“A jest, your reverence? It is your side that needs that little homily, I think. When our turn comes we shall use field-guns instead of half a dozen second-hand carbines, and then you'll see how much we're in jest.”
“YOU will use field-guns! Oh, unhappy man! Have you still not realized on what frightful brink you stand?”
The Gadfly glanced back over his shoulder at the open grave.
“And s-s-so your reverence thinks that, when you have put me down there, you will have done with me? Perhaps you will lay a stone on the top to pre-v-vent a r-resurrection 'after three days'? No fear, your reverence! I shan't poach on the monopoly in cheap theatricals; I shall lie as still as a m-mouse, just where you put me. And all the same, WE shall use field-guns.”
“Oh, merciful God,” the priest cried out; “forgive this wretched man!”
“Amen!” murmured the lieutenant of carabineers, in a deep bass growl, while the colonel and his nephew crossed themselves devoutly.

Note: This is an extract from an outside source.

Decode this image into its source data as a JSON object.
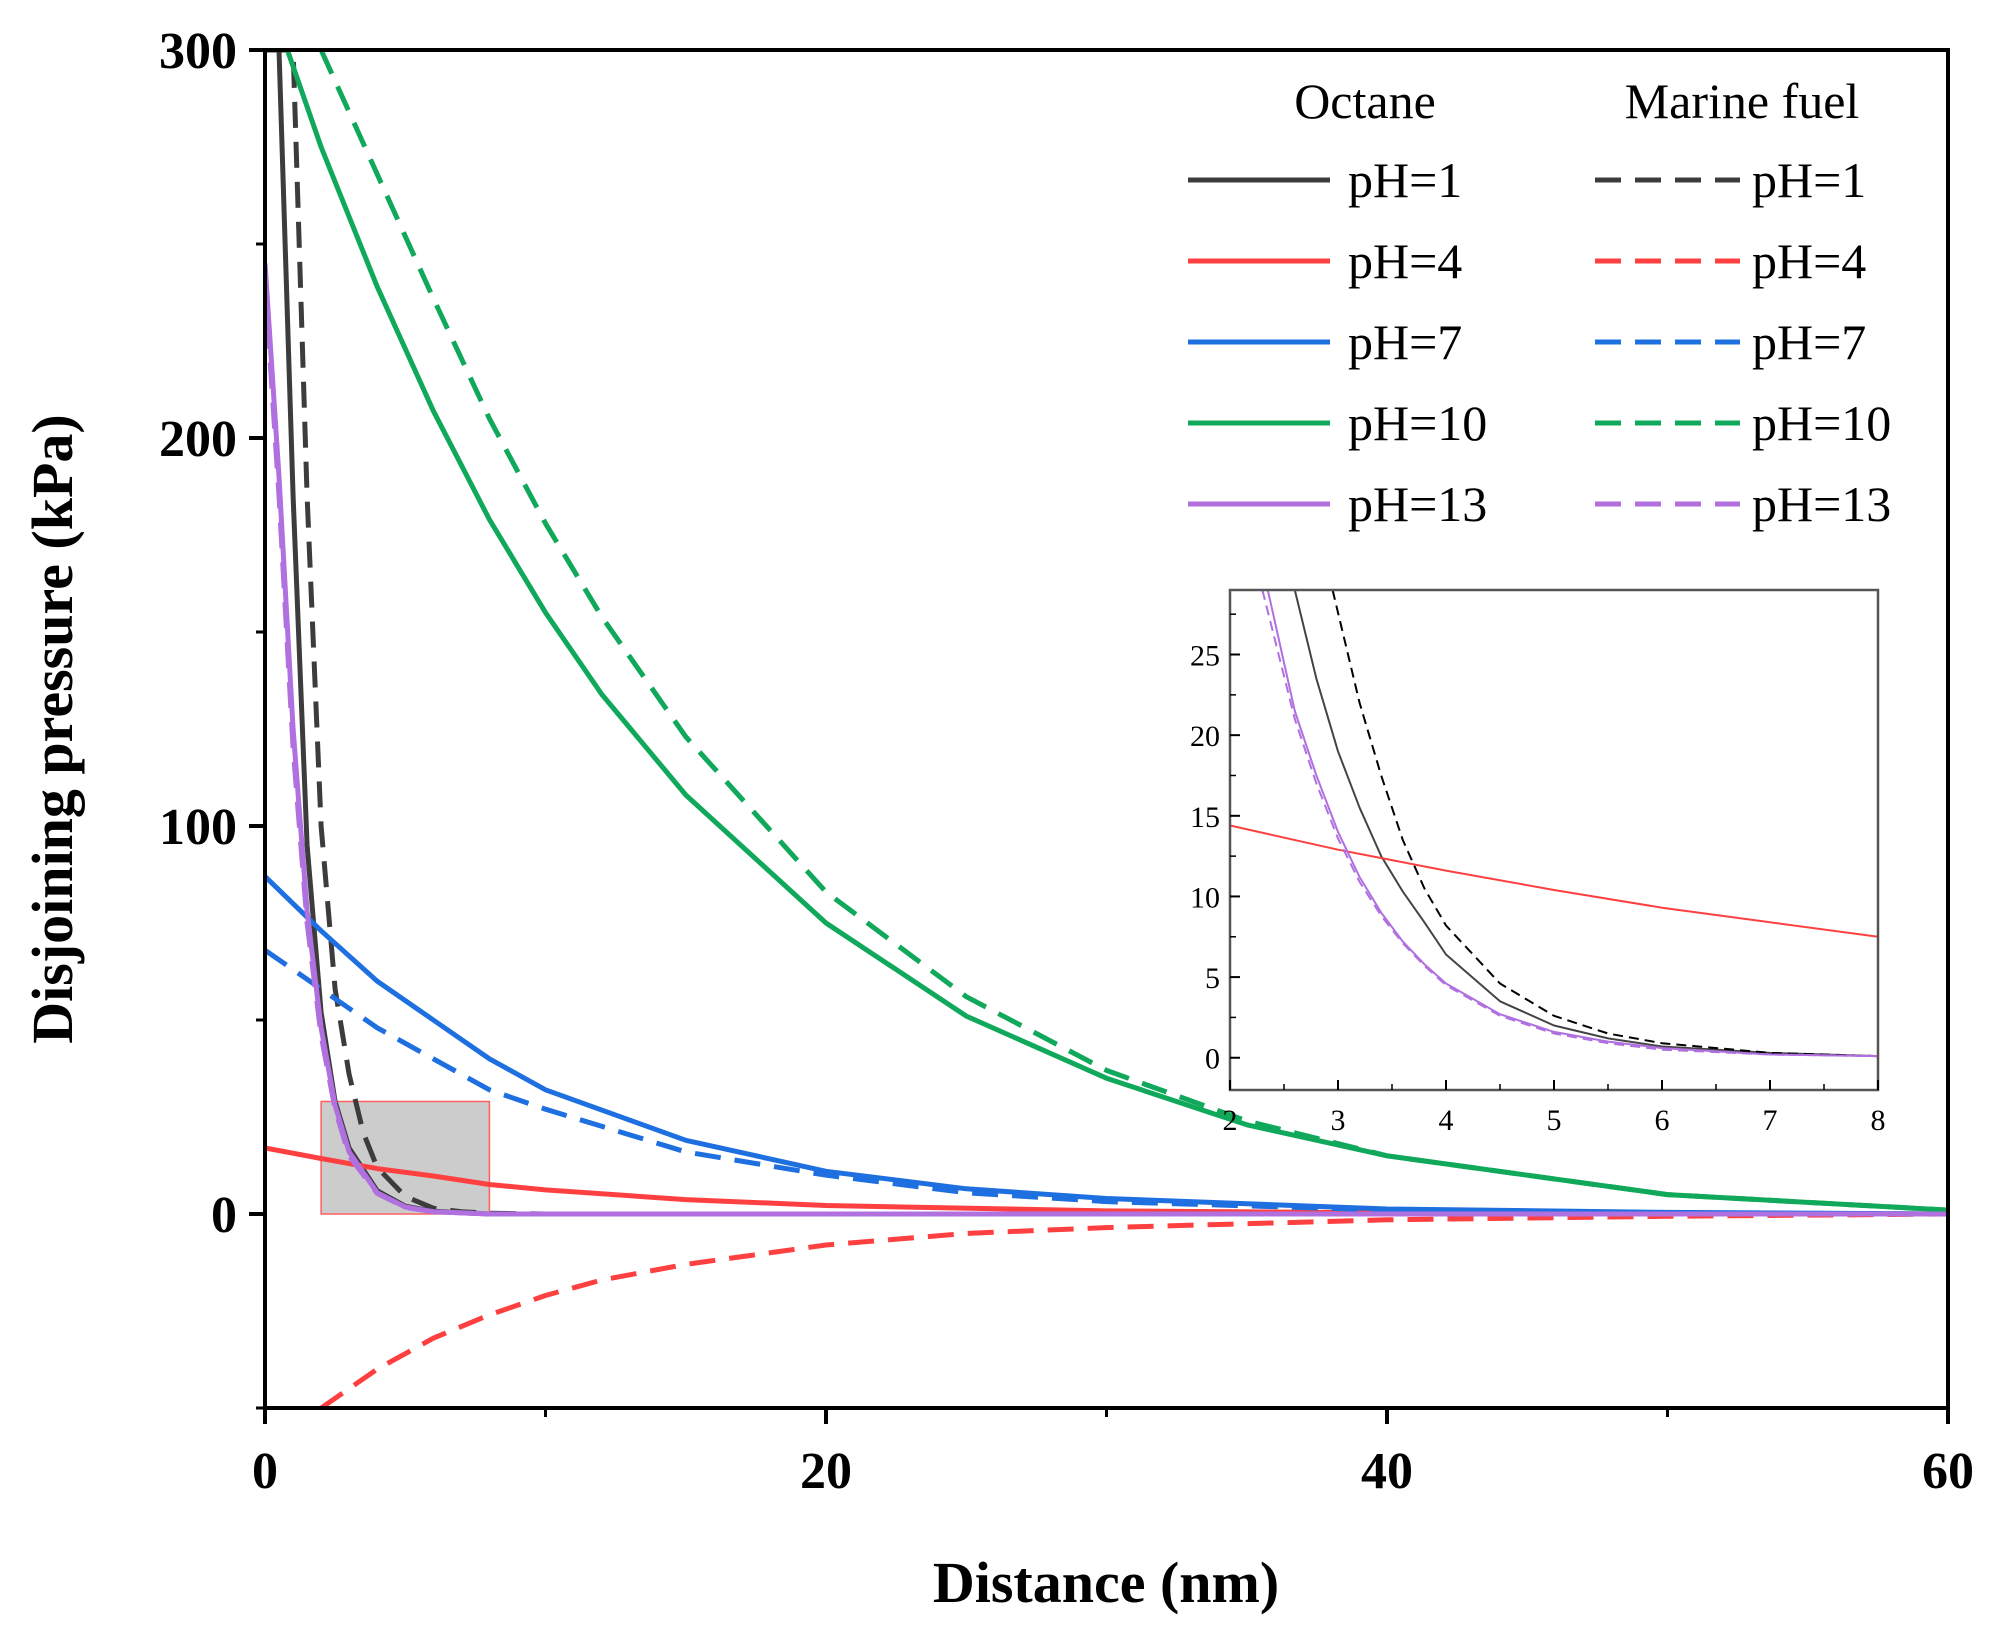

As there was evidently no hope of further insistence producing any effect, the priest gave up the fruitless attempt and moved aside, shaking his head and murmuring a prayer. The short and simple preparations were made without more delay, and the Gadfly placed himself in the required position, only turning his head to glance up for a moment at the red and yellow splendour of the sunrise. He had repeated the request that his eyes might not be bandaged, and his defiant face had wrung from the colonel a reluctant consent. They had both forgotten what they were inflicting on the soldiers.
He stood and faced them, smiling, and the carbines shook in their hands.
“I am quite ready,” he said.
The lieutenant stepped forward, trembling a little with excitement. He had never given the word of command for an execution before.